Nommé il y a trois mois, le chef du gouvernement, qui défend la méthode des "petits pas", a en effet renoncé à recourir à un dispositif, celui de l'article 49.3 de la constitution, qui permet de faire passer un texte sans vote mais expose à la censure.

Sébastien Lecornu a déjà senti le vent du boulet souffler sur le volet "recettes" du texte, adopté à peu de voix grâce à plusieurs compromis et a de nombreux absents dans la chambre basse.

Il est reparti à la pêche aux voix pour le volet "dépenses" et surtout pour le vote final sur l'ensemble du projet de loi, prévus tous deux mardi.

Lundi soir, le président du parti Horizons, Edouard Philippe, candidat déclaré pour la présidentielle de 2027, a recommandé à ses députés de s'abstenir, en affirmant n'avoir "jamais voulu" une chute du gouvernement.

Les députés écologistes, dont le vote est crucial, pourraient s'abstenir quant à eux si le gouvernement cède à leur demande d'une augmentation des dépenses de l'assurance maladie.

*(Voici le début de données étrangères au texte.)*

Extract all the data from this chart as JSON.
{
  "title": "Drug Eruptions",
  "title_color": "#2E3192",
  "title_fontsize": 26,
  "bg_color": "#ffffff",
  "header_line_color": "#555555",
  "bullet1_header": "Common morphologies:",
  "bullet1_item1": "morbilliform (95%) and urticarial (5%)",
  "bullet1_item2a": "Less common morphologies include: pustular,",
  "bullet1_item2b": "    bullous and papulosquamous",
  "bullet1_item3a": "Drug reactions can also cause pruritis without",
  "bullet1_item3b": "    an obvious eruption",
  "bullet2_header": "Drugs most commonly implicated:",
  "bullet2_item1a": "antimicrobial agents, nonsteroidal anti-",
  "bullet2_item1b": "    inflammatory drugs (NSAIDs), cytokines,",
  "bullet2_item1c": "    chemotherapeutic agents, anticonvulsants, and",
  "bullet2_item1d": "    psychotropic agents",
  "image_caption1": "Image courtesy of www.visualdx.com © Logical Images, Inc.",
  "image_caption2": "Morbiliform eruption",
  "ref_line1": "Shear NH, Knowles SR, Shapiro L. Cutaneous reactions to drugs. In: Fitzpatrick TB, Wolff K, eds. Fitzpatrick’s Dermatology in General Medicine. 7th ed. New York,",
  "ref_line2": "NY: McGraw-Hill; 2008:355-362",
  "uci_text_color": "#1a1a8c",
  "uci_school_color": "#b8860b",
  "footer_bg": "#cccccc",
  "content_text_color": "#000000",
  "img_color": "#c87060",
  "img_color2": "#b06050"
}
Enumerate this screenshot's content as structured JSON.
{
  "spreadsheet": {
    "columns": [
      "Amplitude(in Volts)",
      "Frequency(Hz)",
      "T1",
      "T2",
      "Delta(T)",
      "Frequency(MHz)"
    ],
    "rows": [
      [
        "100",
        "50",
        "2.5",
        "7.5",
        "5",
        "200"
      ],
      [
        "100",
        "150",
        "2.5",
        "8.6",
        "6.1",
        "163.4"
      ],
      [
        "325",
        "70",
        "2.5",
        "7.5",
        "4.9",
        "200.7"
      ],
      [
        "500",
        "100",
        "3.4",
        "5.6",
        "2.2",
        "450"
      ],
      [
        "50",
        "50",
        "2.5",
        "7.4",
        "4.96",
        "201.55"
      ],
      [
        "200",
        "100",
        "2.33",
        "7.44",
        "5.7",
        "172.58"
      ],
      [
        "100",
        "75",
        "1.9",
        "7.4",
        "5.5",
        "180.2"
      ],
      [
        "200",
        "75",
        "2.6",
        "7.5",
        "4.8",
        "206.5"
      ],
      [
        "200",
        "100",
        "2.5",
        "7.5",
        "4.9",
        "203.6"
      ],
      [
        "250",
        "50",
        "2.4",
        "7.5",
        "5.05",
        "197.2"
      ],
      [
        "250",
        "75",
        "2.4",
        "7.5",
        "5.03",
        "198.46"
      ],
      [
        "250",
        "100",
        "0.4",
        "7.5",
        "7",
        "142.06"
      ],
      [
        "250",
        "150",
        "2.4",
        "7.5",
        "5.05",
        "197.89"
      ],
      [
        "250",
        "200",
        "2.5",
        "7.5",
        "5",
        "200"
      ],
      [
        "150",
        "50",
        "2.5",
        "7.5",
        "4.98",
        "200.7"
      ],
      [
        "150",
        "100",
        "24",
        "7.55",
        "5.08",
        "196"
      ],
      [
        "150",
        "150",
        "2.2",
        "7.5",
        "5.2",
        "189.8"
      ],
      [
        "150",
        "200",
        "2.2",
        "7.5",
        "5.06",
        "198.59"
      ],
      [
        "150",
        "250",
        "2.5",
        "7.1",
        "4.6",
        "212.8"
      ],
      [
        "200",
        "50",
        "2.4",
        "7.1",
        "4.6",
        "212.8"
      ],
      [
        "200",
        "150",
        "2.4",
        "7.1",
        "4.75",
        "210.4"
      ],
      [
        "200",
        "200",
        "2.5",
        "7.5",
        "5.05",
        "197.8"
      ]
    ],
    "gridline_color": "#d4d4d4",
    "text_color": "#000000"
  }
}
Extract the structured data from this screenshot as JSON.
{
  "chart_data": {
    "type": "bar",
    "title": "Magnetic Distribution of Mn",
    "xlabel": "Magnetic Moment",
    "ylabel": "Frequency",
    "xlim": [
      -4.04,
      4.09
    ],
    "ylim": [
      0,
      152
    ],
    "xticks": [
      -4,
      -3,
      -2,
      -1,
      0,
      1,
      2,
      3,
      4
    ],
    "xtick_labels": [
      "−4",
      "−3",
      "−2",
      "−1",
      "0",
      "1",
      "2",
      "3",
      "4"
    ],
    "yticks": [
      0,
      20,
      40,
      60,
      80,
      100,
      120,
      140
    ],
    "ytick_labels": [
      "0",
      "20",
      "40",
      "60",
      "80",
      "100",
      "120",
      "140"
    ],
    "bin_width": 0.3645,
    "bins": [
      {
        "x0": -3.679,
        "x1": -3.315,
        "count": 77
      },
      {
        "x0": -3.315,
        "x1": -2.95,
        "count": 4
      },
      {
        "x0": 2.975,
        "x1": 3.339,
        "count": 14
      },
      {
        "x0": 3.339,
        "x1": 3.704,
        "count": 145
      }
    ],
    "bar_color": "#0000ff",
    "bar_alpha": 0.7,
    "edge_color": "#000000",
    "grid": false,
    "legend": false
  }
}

Le gouvernement ne cesse d'avertir que si aucun texte n'est adopté, le déficit de la Sécurité sociale flamberait à 30 milliards d'euros en 2026, contre 23 en 2025.

L'issue du scrutin est d'autant plus incertaine que les votes ne seront pas unanimes au sein des groupes. LFI (gauche radicale) et RN (extrême-droite) avec l'UDR devraient voter contre, et les communistes majoritairement contre.

Le chef des LR, Bruno Retailleau a appelé à ne pas voter un "budget socialiste", mais certains de ses élus pourraient voter pour.

Si le texte est adopté, son chemin n'est pas terminé pour autant: il repartira au Sénat (chambre haute), avant de revenir à l'Assemblée, à qui le gouvernement pourra alors donner le dernier mot.